After going into effect on July 1, 2009, the PCOC requires the reporting of payments of more than $50 made to any health care practitioner by industry. Payments for 2009 were then published on the states website in late November, 2010. The legislation is very similar to the Physician Payment Sunshine Act.
We noted almost three months ago, back in December, that Massachusetts had not published its data for 2010, and was several weeks behind from 2010. Interestingly, we noted that if just one State is having difficulty posting payments on a public website and collecting payment data, what difficulties might the Centers for Medicare and Medicaid Services (CMS) have publishing payments for 50 states Sunshine Act.
Massachusetts published their data on December 27, 2011 and we waited to see when it would be reported Now, at the end of February, almost two months after the payments were finally posted, the Boston Globe actually decided to research the payments. For a policy that was supposed to promote transparency and give the public information, two month delay makes the payment data seem pretty unimportant, especially since the Globe is the only publication we found in Massachusetts to have even covered the payments (and they were two months late).
The payments, which were published in mid-December, includes a list of the:
- Top 20 Manufacturers Summary (2010), which includes 620 pages of payments.
The Globe noted that the data includes $64 million in payments from hundreds of companies in 2010 for speaking, consulting, food, educational programs, marketing studies, and charitable donations. The largest portion of payments—$30 million—went to physicians. The Globe noted that comparisons with 2009 are difficult because payments for the previous year were only the second half of 2009. Nevertheless, they noted that “payments appear to have fallen,” given that they totaled $35 million for six months in 2009.
Part of the explanation for a drop in revenue is that “a number of hospitals, including Partners HealthCare, which oversees Massachusetts General and Brigham and Women’s, have placed strict limits on the work doctors can do for pharmaceutical and device companies. Partners prohibited its physicians from participating in promotional drug company speakers bureaus as of January 2010, out of concern that physicians could lose their objectivity.”
In 2010, Sanofi-Aventis US gave the most money, paying 427 recipients $4.7 million—around $11,000 on average. Most of that total went to the Joslin Clinic to develop books, brochures, and videos about managing diabetes for primary care doctors across the country and their patients, said Joslin Spokesman Jeffrey Bright. Clinic staff produced the materials for Sanofi-Aventis and then delivered it to the company to distribute, he said. Bright said the materials produced do not promote the company’s drugs. “We are very vigilant about that here,’’ he said.
These kind of educational patient materials clearly seem like the appropriate source of funding for a company to provide to a clinic.

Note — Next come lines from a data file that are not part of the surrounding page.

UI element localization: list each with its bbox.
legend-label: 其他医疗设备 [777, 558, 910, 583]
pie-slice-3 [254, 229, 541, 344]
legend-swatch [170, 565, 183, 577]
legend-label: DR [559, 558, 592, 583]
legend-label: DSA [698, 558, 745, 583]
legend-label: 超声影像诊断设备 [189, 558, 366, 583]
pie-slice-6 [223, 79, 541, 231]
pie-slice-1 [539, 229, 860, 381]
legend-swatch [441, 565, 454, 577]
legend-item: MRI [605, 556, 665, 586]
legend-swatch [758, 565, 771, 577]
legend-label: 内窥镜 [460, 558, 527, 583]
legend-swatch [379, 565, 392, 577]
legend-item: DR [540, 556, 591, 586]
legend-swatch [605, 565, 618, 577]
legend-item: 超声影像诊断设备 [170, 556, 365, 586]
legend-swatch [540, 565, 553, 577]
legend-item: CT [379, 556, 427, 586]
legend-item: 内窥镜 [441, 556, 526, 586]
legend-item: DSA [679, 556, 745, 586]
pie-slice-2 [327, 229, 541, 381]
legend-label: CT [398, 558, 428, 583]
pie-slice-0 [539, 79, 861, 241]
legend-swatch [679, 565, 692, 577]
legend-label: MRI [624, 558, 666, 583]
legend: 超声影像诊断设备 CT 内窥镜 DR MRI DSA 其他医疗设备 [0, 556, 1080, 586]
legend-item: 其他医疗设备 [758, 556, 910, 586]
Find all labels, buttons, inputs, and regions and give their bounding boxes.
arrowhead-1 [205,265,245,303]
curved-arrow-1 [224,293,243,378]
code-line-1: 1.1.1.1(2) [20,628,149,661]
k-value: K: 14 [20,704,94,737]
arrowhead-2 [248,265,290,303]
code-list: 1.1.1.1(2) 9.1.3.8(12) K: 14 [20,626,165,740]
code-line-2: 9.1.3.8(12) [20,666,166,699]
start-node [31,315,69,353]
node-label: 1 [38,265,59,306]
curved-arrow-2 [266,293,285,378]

Given the apparent complete lack of interest that Boston and the state of Massachusetts haven given these payments this year, three issues come to mind. First, the state has considered several times reversing the code of conduct, and this may be more fuel to that fire since the public and media clearly are not interested. Second, with the eventual roll out of the Sunshine Act, the Massachusetts law will likely be seen as duplicative, burdensome and unnecessary, and it is only a matter of time until the State scraps their reporting system. Third, all this data collection was done at tremendous costs to the companies providing the information. In the end will all the time and effort which could have been spent on the pursuit of finding cures be worth it?
Accordingly, with one of the first states to publicly post such payments taking a back seat, it will be interesting to see how many states do the same once the Sunshine database is up and running, which will likely not be until late 2013.